Quando o imperador foi embora

Desde o início, ele não parecia fadado ao cargo. Mas, ao construirmos os personagens da história – muito mais em função da necessidade do que de outra coisa – incorremos no erro de imaginar demasiado.

Foi assim com ele. Parecia um bom homem – um tanto tosco, de pensamento antiquado – mas essencialmente bom. Havia sucedido um grande líder, o construtor da dinastia, homem este dado a excessos megalômanos de quem gosta da posteridade. Ele ouviu o conselho de Laozi: “uma caminhada de um milhão de passos começa com o primeiro passo”, e fez, ao seu modo, o que era preciso. O povo nunca compreendeu – ou nunca quis preocupar-se com isso – seus excessos com as mulheres, sua faina por riquezas exóticas ou a aparente brutalidade com que administrava os negócios. Aos olhos desta gente ignorante, ele fazia a vontade do céu. Na visão dos sábios, também. É difícil pôr o mundo em movimento.

Mas seu sucessor não era assim. Contava-se a boca miúda que o antigo imperador era filho do dragão e do tigre. Este, ao visto, era filho da tartaruga e da cobra – sabia ser venenoso, mas arrastava-se ao pensar e agir.

Contudo, todos queriam acreditar num futuro promissor. Em geral, tempos difíceis são substituídos por épocas de paz e concessão. Não foi o caso. Enredado nas miragens de seu próprio poder, o imperador trancou-se na cidade-proibida, e acreditou – mais do que ninguém – que podia controlar o mundo dali.

No início, deu ordens a todos; distribui tarefas e atribuições impossíveis. Puniu inocentes, no intuito de amedrontar os culpados. Gostava de cerrar o punho e bater na mesa ao falar, crendo que assim o som de sua vontade penetraria mais fundo nos humanos. Começou, por fim, a mostrar seu lado quelônio – ou, como disse Confúcio (ao contrário) “era pronto ao falar e lento no agir” – justamente o contrário do cavalheiro ideal.

Cercou-se de concubinas, aduladores e ministros que o manipulavam com intrigas e mexericos. A distância de seu povo aumentava quanto mais ele julgava crer, por força das coisas, que exercia seu papel.
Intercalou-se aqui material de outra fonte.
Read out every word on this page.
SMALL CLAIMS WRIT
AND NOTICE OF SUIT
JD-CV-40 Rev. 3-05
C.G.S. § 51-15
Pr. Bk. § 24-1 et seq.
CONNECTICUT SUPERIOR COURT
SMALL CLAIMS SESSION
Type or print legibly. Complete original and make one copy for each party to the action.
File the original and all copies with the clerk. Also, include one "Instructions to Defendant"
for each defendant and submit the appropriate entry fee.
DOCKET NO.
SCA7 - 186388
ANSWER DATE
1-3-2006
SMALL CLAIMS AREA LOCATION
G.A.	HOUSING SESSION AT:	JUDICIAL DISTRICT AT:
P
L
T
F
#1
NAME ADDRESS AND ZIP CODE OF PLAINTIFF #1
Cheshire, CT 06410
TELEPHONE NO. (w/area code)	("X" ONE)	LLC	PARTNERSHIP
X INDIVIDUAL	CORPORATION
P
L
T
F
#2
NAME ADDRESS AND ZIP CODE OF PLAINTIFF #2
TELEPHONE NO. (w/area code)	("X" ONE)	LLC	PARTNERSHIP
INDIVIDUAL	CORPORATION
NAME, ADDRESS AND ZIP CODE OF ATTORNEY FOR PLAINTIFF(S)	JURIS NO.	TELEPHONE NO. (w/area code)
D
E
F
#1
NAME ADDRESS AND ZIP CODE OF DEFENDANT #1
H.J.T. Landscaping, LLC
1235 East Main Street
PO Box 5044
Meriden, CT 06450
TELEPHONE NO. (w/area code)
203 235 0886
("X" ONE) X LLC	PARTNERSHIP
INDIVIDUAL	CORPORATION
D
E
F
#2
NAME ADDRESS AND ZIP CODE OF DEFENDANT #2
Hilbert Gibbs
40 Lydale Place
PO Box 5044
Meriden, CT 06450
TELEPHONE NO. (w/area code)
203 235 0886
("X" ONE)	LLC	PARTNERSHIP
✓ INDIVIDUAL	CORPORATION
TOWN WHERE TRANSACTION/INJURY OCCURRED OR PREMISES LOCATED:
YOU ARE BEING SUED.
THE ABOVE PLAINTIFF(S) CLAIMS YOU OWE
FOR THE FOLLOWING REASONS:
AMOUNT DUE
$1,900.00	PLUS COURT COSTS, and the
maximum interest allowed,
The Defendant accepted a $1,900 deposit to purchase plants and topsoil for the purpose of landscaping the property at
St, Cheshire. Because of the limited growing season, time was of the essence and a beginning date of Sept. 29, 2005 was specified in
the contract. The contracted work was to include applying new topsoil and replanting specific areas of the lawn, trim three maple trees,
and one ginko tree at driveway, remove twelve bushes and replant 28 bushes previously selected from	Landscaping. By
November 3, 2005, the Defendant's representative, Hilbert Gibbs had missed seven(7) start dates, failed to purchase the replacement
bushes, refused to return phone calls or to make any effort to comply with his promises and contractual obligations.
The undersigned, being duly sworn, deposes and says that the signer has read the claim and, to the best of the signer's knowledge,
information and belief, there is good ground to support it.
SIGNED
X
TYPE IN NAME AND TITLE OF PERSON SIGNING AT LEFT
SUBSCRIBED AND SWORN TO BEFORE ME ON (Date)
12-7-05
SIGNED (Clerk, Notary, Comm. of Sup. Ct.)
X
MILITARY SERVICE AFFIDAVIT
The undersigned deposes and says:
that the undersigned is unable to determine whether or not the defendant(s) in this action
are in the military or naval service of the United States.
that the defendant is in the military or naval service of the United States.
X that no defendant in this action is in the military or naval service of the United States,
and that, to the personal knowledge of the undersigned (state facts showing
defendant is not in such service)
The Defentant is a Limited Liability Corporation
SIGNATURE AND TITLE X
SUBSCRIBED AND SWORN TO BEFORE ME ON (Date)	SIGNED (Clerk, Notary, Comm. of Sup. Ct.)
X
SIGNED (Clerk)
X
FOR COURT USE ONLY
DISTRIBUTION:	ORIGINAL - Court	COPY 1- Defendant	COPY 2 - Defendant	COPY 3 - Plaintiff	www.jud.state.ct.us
Por trás da pilha de papéis – documentos, cartas, petições – resolveu que poderia dar conta de tudo. Mal o sabia que eram as coisas menos importantes; os grandes eventos lhe passavam despercebido. Acreditou que distribua cargos aos mais competentes, e deleitava-se em punir esquilos que colhiam nozes fora de hora – nada, nada escapava a sua vigilância sagaz, exceto o óbvio.

No fim, cerrado sem eu palácio proibido, esqueceu-se que nunca mais recebeu, em audiência, a voz dos súditos. As vigas da cidade estavam simplesmente podres e por cair, mas ele sabia que, sob seu comando, o mundo voltaria a ordem. Que mundo, talvez?

Julgava ele ter o céu na boca? Faltava-lhe o espírito, e todos sabiam como ele ia acabar. Os ciclos dinásticos são assim. Primeiro, o esqueceram; lembranças da figura imponente, só nas maldições, nas queixas dos abusos e nas verdadeiras conspirações que hão de destruir o mundo. Depois, vieram as catástrofes; e o fim, sempre o fim, se trata de fechar as janelas do palácio, para que não se veja o incêndio que toma conta da cidade imperial.